With EdX, School’s Out—Forever
Brian Ho sits at a desk in his home in suburban Honolulu, staring at a computer screen. He’s already worked a full day at his software development company, but instead of taking this June evening to relax, the self-taught computer programmer is trying to “put together” a circuit on his screen. The 51-year-old attaches wires to batteries, diodes, and capacitors in a virtual laboratory that appears on his monitor. It’s not easy—but then again, the Massachusetts Institute of Technology never has been.
This past March, Ho signed up for MIT’s first online course taught by a real professor, with actual grades. For Ho, who’d barely scraped his way through high school before earning an electrical engineering degree from the University of Hawaii in 1992, this was a chance to take a course at the school he once dreamed of attending. For MIT, it was a test run of a new educational venture it had dubbed MITx. The idea behind MITx is to offer a full class on the Internet, taught by a tenured professor, complete with video lectures, tutorials, and graded assignments. Anyone can sign up, for free. At a time when tuition and fees at private universities are averaging more than $28,000, that price has attracted a lot of interest.
And the MIT project is actually part of a movement. In the past year a new wave of education startups have been pushing the radical notion that knowledge is important, but a diploma isn’t. Whether it’s computer programming or corporate communications, goes the thinking, an expert understanding of the subject is far more important to an employer than a college transcript. And this isn’t just some hazy theoretical musing. Investors are making big bets on it. This past spring, for example, two competency-focused startups offering free online classes—Coursera and Udacity—spun out of Stanford University. Each of them has received millions in venture funding despite lacking a public business model to make money.
MIT was hoping to enroll a mere 2,000 students for its first class on circuits—it was, after all, a course in electrical engineering. Anant Agarwal, the professor, took his on-campus course designed for math and science whizzes and adapted it into an online format. The response was staggering: More than 150,000 students of all ages and education levels, from Massachusetts to Argentina to Pakistan, signed up. Harvard was so impressed that in May, it joined forces with MIT. The two schools pooled $60 million in resources and renamed the venture edX. The stated mission was to educate a billion people around the world.
Many of the students in that first course were like Ho: years out of college and looking to improve their knowledge—or just wanting to be able to say that they were “taking a course at MIT.” The potential of edX, though, goes far beyond teaching older students. It could become an entirely new model not just for undergraduate education, but for education, period. Faculty and supporters argue that it has the potential to transform how students learn. It might also make an expensive four-year degree a luxury in the modern workforce rather than a necessity. By educating the world free of charge, edX could make MIT and Harvard obsolete.

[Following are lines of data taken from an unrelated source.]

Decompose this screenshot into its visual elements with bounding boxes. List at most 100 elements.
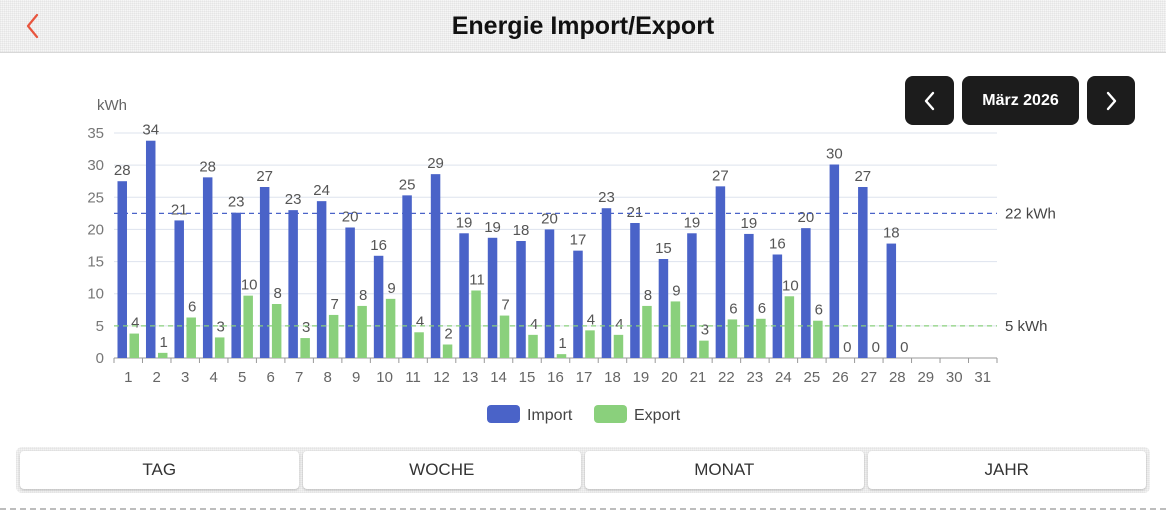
- next-month-button[interactable]: [1087, 76, 1135, 125]
- bottom-divider: [0, 508, 1166, 510]
- period-tab-bar: TAG WOCHE MONAT JAHR: [16, 447, 1150, 493]
- x-tick-label: 28: [889, 369, 906, 386]
- x-tick-label: 4: [210, 369, 218, 386]
- export-bar: [357, 305, 367, 358]
- tab-year[interactable]: JAHR: [867, 451, 1146, 489]
- import-bar: [801, 228, 811, 358]
- legend-swatch: [594, 405, 627, 423]
- tab-week[interactable]: WOCHE: [302, 451, 581, 489]
- import-bar: [687, 233, 697, 358]
- export-bar: [243, 295, 253, 358]
- import-value-label: 18: [513, 222, 530, 239]
- month-selector-button[interactable]: März 2026: [962, 76, 1079, 125]
- back-button[interactable]: [14, 6, 54, 46]
- import-bar: [516, 241, 526, 358]
- import-value-label: 20: [541, 210, 558, 227]
- export-value-label: 4: [416, 313, 424, 330]
- x-tick-label: 13: [462, 369, 479, 386]
- export-bar: [157, 352, 168, 358]
- import-value-label: 30: [826, 146, 843, 163]
- import-bar: [573, 250, 583, 358]
- export-bar: [499, 315, 510, 358]
- export-value-label: 4: [530, 316, 538, 333]
- import-bar: [202, 177, 213, 358]
- import-value-label: 21: [171, 201, 188, 218]
- reference-line-label: 5 kWh: [1005, 318, 1048, 335]
- x-tick-label: 25: [804, 369, 821, 386]
- y-tick-label: 5: [96, 318, 104, 335]
- export-value-label: 0: [900, 339, 908, 356]
- x-tick-label: 11: [405, 369, 421, 386]
- import-bar: [117, 181, 127, 358]
- import-bar: [886, 243, 897, 358]
- reference-line-label: 22 kWh: [1005, 205, 1056, 222]
- chevron-right-icon: [1106, 91, 1117, 110]
- tab-month[interactable]: MONAT: [585, 451, 864, 489]
- x-tick-label: 20: [661, 369, 678, 386]
- import-bar: [459, 233, 469, 358]
- import-value-label: 27: [712, 167, 729, 184]
- x-tick-label: 16: [547, 369, 564, 386]
- import-value-label: 28: [114, 162, 131, 179]
- export-value-label: 8: [644, 287, 652, 304]
- export-bar: [642, 305, 652, 358]
- export-value-label: 3: [701, 322, 709, 339]
- legend-swatch: [487, 405, 520, 423]
- y-tick-label: 15: [87, 254, 104, 271]
- x-tick-label: 30: [946, 369, 963, 386]
- import-bar: [829, 164, 840, 358]
- import-value-label: 20: [342, 209, 359, 226]
- import-value-label: 16: [769, 236, 786, 253]
- import-value-label: 27: [854, 168, 871, 185]
- export-bar: [214, 337, 225, 358]
- export-bar: [186, 317, 196, 358]
- x-tick-label: 22: [718, 369, 735, 386]
- x-tick-label: 8: [323, 369, 331, 386]
- import-bar: [658, 259, 669, 358]
- export-bar: [670, 301, 681, 358]
- export-bar: [300, 338, 310, 358]
- export-value-label: 9: [672, 282, 680, 299]
- tab-day[interactable]: TAG: [20, 451, 299, 489]
- x-tick-label: 15: [519, 369, 536, 386]
- import-bar: [744, 233, 754, 358]
- import-bar: [316, 201, 327, 358]
- export-value-label: 9: [387, 280, 395, 297]
- import-bar: [430, 174, 441, 358]
- import-value-label: 16: [370, 237, 387, 254]
- export-value-label: 0: [843, 339, 851, 356]
- export-value-label: 4: [131, 315, 139, 332]
- export-value-label: 8: [273, 285, 281, 302]
- import-bar: [373, 255, 384, 358]
- export-value-label: 8: [359, 287, 367, 304]
- x-tick-label: 1: [124, 369, 132, 386]
- export-bar: [699, 340, 709, 358]
- x-tick-label: 23: [747, 369, 764, 386]
- prev-month-button[interactable]: [905, 76, 954, 125]
- export-value-label: 7: [330, 296, 338, 313]
- x-tick-label: 26: [832, 369, 849, 386]
- x-tick-label: 24: [775, 369, 792, 386]
- x-tick-label: 10: [376, 369, 393, 386]
- import-value-label: 21: [627, 204, 644, 221]
- import-value-label: 23: [598, 189, 615, 206]
- y-tick-label: 20: [87, 221, 104, 238]
- import-value-label: 24: [313, 182, 330, 199]
- x-tick-label: 5: [238, 369, 246, 386]
- x-tick-label: 7: [295, 369, 303, 386]
- x-tick-label: 17: [576, 369, 593, 386]
- y-axis-unit-label: kWh: [97, 97, 127, 114]
- export-bar: [328, 314, 339, 358]
- export-bar: [784, 296, 795, 358]
- export-value-label: 4: [587, 311, 595, 328]
- export-value-label: 7: [501, 297, 509, 314]
- import-value-label: 25: [399, 176, 416, 193]
- export-bar: [442, 344, 453, 358]
- x-tick-label: 12: [433, 369, 450, 386]
- export-bar: [528, 334, 538, 358]
- import-bar: [231, 212, 241, 358]
- x-tick-label: 31: [974, 369, 991, 386]
- export-bar: [813, 320, 823, 358]
- legend-label: Import: [527, 407, 573, 424]
- import-value-label: 23: [285, 191, 302, 208]
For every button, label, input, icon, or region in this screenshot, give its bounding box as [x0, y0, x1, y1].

But just how revolutionary is all of this? Is putting a bunch of lectures and playing with circuits online really the same as a well-rounded classical education? And how can classes on the Internet possibly replicate the on-campus experience?
That’s not the point, say supporters. They’re not looking to replicate college, they’re looking to disrupt it. “If people have been skeptical about online learning or its place in the future, edX throws that theory to waste,” says Michael Horn, an executive director of the Innosight Institute, a Silicon Valley-based think tank focused on education and healthcare innovation.“To see Goliaths like Harvard and MIT enter the arena sends a powerful signal. It is very exciting and is going to transform education in pretty profound ways.”
In his Hawaii home, Ho types in an answer and within seconds a bright green check mark pops up on his screen. He got the question right. “It’s instant gratification, like playing a video game,” he says. “Everyone who takes the class online says they’re addicted to the green check mark. We joke that this isn’t just an engineering course, it’s also a psychology thesis.”